Burnod Y, Grandguillaume P, Otto I, Ferraina S, Johnson P B, Caminiti R
Département des Neurosciences de la Vision, Université Paris VI, France.
J Neurosci. 1992 Apr;12(4):1435-53. doi: 10.1523/JNEUROSCI.12-04-01435.1992.
We propose a biologically realistic neural network that computes coordinate transformations for the command of arm reaching movements in 3-D space. This model is consistent with anatomical and physiological data on the cortical areas involved in the command of these movements. Studies of the neuronal activity in the motor (Georgopoulos et al., 1986; Schwartz et al., 1988; Caminiti et al., 1990a) and premotor (Caminiti et al., 1990b, 1991) cortices of behaving monkeys have shown that the activity of individual arm-related neurons is broadly tuned around a preferred direction of movements in 3-D space. Recent data demonstrate that in both frontal areas (Caminiti et al., 1990a,b, 1991) these cell preferred directions rotate with the initial position of the arm. Furthermore, the rotation of the population of preferred directions precisely corresponds to the rotation of the arm in space. The neural network model computes the motor command by combining the visual information about movement trajectory with the kinesthetic information concerning the orientation of the arm in space. The appropriate combination, learned by the network from spontaneous movement, can be approximated by a bilinear operation that can be interpreted as a projection of the visual information on a reference frame that rotates with the arm. This bilinear combination implies that neural circuits converging on a single neuron in the motor and premotor cortices can learn and generalize the appropriate command in a 2-D subspace but not in the whole 3-D space. However, the uniform distribution of cell preferred directions in these frontal areas can explain the computation of the correct solution by a population of cortical neurons. The model is consistent with the existing neurophysiological data and predicts how visual and somatic information can be combined in the different processing steps of the visuomotor transformation subserving visual reaching.

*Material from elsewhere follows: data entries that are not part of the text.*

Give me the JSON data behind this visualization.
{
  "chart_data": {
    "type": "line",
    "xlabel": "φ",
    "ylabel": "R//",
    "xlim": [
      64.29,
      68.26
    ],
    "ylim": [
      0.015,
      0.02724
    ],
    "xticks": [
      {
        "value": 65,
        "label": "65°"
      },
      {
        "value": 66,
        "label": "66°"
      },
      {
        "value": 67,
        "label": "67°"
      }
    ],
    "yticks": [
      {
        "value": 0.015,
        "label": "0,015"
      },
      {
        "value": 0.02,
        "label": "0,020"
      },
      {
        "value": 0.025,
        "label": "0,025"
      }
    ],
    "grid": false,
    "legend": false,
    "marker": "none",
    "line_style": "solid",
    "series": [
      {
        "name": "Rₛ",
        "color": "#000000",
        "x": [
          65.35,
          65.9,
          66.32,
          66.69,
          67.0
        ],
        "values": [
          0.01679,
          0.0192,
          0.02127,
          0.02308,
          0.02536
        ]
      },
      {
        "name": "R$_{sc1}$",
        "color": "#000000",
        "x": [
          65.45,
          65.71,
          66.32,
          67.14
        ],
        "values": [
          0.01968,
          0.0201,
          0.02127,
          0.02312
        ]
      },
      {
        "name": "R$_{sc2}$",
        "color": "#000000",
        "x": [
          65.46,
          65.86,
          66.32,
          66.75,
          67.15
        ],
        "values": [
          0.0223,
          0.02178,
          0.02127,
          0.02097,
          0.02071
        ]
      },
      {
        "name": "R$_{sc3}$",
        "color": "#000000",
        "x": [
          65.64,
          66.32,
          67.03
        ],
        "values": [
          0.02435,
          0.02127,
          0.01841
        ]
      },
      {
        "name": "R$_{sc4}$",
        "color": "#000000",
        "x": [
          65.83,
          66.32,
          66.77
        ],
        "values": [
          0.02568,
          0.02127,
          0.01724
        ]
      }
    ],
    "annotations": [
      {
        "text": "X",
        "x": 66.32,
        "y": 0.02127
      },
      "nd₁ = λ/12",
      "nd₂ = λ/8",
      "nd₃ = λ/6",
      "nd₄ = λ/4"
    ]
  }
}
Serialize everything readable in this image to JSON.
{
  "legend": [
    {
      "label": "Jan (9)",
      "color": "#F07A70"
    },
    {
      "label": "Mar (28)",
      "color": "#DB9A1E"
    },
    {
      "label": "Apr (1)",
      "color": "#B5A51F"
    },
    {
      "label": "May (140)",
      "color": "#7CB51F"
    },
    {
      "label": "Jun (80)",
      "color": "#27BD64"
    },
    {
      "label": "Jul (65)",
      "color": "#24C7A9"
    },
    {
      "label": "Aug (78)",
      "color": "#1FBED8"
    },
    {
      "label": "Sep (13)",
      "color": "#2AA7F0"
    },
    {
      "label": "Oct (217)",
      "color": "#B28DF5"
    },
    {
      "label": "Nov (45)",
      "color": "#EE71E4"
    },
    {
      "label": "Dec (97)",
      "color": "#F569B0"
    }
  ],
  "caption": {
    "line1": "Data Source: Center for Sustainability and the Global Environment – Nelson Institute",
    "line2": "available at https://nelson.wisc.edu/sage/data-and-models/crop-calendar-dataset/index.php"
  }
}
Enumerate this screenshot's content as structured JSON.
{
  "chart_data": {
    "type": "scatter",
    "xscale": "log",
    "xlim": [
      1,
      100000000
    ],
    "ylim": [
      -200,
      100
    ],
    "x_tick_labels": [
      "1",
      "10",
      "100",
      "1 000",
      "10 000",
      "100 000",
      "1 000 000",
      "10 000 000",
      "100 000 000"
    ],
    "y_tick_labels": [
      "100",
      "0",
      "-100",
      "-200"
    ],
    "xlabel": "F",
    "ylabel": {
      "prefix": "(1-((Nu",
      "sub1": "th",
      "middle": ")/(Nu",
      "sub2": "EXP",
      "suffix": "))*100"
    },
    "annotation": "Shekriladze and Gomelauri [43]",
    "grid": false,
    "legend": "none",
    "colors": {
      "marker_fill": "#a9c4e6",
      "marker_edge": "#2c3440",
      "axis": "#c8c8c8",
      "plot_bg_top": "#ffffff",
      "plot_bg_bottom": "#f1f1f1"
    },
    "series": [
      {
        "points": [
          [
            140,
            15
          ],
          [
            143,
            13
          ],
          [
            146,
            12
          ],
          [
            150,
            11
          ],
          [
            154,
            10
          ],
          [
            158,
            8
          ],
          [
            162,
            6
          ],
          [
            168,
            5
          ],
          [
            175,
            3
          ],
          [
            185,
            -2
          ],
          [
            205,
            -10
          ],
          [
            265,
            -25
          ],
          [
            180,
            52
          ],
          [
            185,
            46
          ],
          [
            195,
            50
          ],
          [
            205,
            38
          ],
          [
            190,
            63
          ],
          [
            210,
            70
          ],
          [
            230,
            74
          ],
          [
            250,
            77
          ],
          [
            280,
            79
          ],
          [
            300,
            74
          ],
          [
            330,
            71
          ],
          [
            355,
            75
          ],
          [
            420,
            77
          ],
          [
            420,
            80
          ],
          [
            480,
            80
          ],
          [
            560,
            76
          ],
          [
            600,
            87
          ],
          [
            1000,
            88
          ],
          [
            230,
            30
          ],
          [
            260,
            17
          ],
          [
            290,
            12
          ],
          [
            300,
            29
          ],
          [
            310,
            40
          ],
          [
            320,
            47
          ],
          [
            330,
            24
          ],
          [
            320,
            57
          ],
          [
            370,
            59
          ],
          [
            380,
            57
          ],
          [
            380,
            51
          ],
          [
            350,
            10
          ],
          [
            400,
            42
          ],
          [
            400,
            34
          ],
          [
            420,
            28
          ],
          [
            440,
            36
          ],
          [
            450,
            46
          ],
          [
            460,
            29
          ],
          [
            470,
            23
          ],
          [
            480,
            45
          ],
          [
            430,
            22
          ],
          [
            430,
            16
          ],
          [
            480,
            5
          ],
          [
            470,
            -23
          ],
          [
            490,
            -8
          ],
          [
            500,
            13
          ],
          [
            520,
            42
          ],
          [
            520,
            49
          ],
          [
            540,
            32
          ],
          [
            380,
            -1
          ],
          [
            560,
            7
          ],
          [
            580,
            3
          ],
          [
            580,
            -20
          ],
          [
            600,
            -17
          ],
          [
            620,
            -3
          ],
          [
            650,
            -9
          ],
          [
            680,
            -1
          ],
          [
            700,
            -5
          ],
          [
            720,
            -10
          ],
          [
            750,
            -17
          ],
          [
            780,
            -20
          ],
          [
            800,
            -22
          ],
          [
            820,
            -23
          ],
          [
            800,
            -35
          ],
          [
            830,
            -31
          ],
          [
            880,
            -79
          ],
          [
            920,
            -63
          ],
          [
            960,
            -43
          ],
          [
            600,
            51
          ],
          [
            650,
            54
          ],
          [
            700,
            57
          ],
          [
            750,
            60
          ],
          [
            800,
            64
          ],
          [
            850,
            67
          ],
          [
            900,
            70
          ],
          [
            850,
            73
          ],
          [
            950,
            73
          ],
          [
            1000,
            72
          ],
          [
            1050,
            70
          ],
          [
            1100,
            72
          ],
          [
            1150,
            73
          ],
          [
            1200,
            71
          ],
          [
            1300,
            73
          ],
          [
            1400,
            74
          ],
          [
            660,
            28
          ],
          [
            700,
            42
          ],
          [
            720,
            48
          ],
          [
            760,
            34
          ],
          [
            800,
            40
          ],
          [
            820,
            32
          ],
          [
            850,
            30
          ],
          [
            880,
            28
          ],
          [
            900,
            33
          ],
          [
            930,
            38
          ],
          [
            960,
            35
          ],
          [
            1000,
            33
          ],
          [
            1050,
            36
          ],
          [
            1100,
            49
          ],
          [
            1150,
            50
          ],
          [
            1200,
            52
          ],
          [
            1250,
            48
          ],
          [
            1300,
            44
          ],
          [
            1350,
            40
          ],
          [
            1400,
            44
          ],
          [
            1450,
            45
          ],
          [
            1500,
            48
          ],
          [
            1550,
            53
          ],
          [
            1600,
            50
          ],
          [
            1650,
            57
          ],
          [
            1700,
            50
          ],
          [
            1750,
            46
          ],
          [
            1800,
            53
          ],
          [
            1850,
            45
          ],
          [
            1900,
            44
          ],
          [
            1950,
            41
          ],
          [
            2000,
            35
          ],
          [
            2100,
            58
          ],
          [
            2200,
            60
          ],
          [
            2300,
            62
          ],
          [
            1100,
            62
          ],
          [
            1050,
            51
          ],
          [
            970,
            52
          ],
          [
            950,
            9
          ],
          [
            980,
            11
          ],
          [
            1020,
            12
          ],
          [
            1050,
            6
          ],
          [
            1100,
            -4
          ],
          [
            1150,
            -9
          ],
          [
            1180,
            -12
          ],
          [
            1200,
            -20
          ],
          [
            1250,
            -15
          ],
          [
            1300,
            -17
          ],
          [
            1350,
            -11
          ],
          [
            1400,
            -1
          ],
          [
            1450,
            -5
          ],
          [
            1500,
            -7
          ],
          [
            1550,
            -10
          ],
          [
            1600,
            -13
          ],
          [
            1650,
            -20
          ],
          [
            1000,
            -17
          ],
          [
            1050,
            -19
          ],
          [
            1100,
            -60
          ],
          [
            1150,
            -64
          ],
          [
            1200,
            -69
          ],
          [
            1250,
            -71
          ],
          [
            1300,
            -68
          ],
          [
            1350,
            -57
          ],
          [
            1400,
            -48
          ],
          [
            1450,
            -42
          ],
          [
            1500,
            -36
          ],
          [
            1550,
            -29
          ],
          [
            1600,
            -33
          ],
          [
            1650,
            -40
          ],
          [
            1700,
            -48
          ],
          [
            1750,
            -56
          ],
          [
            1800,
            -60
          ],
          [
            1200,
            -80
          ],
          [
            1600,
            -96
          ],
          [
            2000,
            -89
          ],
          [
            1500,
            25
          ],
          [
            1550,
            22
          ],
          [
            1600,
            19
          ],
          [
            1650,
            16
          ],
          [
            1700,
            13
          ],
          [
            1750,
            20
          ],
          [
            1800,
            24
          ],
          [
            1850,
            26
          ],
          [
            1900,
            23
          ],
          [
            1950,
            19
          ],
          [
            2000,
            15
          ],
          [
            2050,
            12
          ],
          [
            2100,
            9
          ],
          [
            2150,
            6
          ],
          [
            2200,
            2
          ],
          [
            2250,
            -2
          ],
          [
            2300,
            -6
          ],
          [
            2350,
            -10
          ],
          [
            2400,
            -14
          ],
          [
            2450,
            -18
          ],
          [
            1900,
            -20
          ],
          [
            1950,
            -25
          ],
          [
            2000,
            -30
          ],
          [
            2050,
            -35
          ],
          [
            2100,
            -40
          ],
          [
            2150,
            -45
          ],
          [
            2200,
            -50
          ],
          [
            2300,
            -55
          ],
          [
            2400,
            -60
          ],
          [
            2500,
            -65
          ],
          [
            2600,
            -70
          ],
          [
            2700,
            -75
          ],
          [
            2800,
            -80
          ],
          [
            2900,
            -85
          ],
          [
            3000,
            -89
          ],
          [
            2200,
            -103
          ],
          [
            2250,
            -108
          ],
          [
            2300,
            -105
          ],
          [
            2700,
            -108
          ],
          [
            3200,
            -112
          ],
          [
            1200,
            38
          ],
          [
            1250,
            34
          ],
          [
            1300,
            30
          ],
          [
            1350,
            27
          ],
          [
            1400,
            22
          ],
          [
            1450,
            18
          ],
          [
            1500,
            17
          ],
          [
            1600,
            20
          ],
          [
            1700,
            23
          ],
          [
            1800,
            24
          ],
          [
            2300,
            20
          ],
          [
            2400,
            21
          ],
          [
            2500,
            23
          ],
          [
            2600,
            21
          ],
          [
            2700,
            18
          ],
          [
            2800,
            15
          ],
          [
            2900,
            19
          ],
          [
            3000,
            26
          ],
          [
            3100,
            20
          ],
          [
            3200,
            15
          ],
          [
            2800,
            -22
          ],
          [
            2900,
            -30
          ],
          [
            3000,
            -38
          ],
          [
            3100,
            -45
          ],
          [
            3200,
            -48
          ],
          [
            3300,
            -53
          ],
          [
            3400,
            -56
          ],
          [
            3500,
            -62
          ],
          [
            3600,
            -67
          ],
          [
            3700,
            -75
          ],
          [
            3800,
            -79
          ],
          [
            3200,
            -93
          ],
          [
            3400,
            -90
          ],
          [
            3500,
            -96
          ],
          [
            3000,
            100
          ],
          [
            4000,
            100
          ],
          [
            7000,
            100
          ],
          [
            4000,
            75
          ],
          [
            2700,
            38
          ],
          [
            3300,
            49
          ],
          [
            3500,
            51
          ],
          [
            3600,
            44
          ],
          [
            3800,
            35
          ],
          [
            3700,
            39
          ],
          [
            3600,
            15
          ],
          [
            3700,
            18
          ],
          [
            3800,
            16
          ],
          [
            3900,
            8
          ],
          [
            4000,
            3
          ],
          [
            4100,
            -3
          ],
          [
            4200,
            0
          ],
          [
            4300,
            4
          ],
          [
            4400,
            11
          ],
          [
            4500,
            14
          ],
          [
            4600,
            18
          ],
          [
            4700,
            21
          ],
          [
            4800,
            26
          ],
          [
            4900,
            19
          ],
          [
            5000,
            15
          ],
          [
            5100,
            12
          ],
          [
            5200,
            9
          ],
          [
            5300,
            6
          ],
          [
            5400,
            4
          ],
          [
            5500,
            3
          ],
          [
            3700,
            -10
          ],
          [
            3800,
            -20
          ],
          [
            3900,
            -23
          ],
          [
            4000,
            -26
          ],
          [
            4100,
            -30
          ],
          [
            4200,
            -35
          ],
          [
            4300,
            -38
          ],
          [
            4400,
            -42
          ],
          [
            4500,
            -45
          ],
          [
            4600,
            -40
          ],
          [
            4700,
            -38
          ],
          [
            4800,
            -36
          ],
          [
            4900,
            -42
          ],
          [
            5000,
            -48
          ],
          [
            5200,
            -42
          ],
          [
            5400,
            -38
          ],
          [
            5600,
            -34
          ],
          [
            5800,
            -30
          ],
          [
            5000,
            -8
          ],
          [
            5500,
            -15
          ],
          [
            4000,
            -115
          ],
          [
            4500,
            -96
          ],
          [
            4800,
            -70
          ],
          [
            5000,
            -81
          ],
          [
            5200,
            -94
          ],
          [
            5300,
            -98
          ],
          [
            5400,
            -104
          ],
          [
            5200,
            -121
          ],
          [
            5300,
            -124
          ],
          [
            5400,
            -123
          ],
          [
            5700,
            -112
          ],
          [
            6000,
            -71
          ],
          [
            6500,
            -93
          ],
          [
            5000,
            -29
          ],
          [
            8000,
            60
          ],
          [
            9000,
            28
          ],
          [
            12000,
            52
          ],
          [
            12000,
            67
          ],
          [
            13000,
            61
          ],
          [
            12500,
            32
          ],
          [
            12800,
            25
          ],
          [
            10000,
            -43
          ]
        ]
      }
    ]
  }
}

我们提出了一种具有生物学现实意义的神经网络,该网络可计算用于指挥三维空间中手臂伸展运动的坐标变换。此模型与参与这些运动指挥的皮质区域的解剖学和生理学数据一致。对行为猴子的运动皮质(乔治opoulos等人,1986年;施瓦茨等人,1988年;卡米尼蒂等人,1990年a)和运动前皮质(卡米尼蒂等人,1990年b,1991年)中神经元活动的研究表明,单个与手臂相关的神经元的活动在三维空间中围绕一个偏好的运动方向广泛调谐。最近的数据表明,在额叶的两个区域(卡米尼蒂等人,1990年a、b,1991年),这些细胞的偏好方向会随着手臂的初始位置而旋转。此外,偏好方向群体的旋转与手臂在空间中的旋转精确对应。该神经网络模型通过将关于运动轨迹的视觉信息与有关手臂在空间中方向的动觉信息相结合来计算运动指令。网络从自发运动中学习到的适当组合可以通过双线性运算来近似,该运算可解释为将视觉信息投影到随手臂旋转的参考框架上。这种双线性组合意味着,汇聚到运动皮质和运动前皮质中单个神经元的神经回路可以在二维子空间中学习并推广适当的指令,但不能在整个三维空间中学习。然而,这些额叶区域中细胞偏好方向的均匀分布可以解释一群皮质神经元如何计算出正确的解决方案。该模型与现有的神经生理学数据一致,并预测了在视觉到达的视运动转换的不同处理步骤中视觉和躯体信息如何组合。